I did as the N&R’s Travis Fain instructed and and kept my patience and dug in.
Though Fain concludes that half a million North Carolinians will “fall through the cracks” as the result of Republican efforts to reform healthcare, he gives Sen. Phil Berger the last word:
“North Carolina’s Medicaid program can’t manage the 1.6 million people it is already supposed to serve,” Berger, R-Rockingham, Berger wrote last week.
“Adding 500,000 people to this system is foolhardy.”
But read Fain’s article, which objectively explains what a mess the current system is —not even counting layering in yet another information system to determine Medicaid eligibility — and you can’t help but conclude that Berger’s right.

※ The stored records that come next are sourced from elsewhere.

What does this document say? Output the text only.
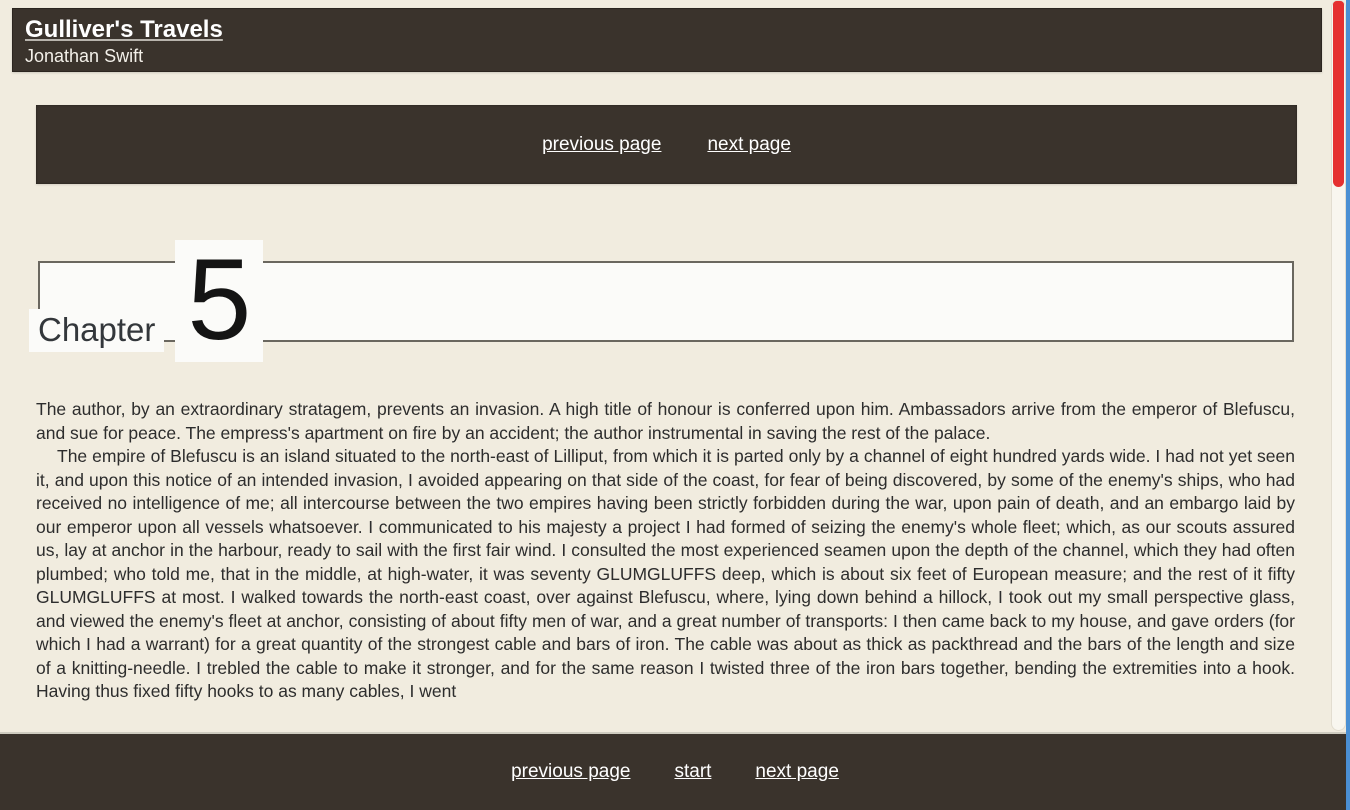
Gulliver's Travels
Jonathan Swift
previous page next page
Chapter 5

The author, by an extraordinary stratagem, prevents an invasion. A high title of honour is conferred upon him. Ambassadors arrive from the emperor of Blefuscu, and sue for peace. The empress's apartment on fire by an accident; the author instrumental in saving the rest of the palace.

The empire of Blefuscu is an island situated to the north-east of Lilliput, from which it is parted only by a channel of eight hundred yards wide. I had not yet seen it, and upon this notice of an intended invasion, I avoided appearing on that side of the coast, for fear of being discovered, by some of the enemy's ships, who had received no intelligence of me; all intercourse between the two empires having been strictly forbidden during the war, upon pain of death, and an embargo laid by our emperor upon all vessels whatsoever. I communicated to his majesty a project I had formed of seizing the enemy's whole fleet; which, as our scouts assured us, lay at anchor in the harbour, ready to sail with the first fair wind. I consulted the most experienced seamen upon the depth of the channel, which they had often plumbed; who told me, that in the middle, at high-water, it was seventy GLUMGLUFFS deep, which is about six feet of European measure; and the rest of it fifty GLUMGLUFFS at most. I walked towards the north-east coast, over against Blefuscu, where, lying down behind a hillock, I took out my small perspective glass, and viewed the enemy's fleet at anchor, consisting of about fifty men of war, and a great number of transports: I then came back to my house, and gave orders (for which I had a warrant) for a great quantity of the strongest cable and bars of iron. The cable was about as thick as packthread and the bars of the length and size of a knitting-needle. I trebled the cable to make it stronger, and for the same reason I twisted three of the iron bars together, bending the extremities into a hook. Having thus fixed fifty hooks to as many cables, I went

previous page start next page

Then there’s this bit of truth:
The federal government would pay for 100 percent of this expansion for the first three years, starting in 2014. Then the state would have to pick up 10 percent. North Carolina leaders have said they are worried about a bait and switch — that the federal government might shrink its contribution, leaving the state to pay more.
Plus, taxpayer money is taxpayer money, and the federal government is $16.5 trillion in debt.
I wonder if it occurs to anyone that –given the state of the current system—- perhaps the state can help more people by turning down federal funds, a concept that state and local politicians never seem to grasp.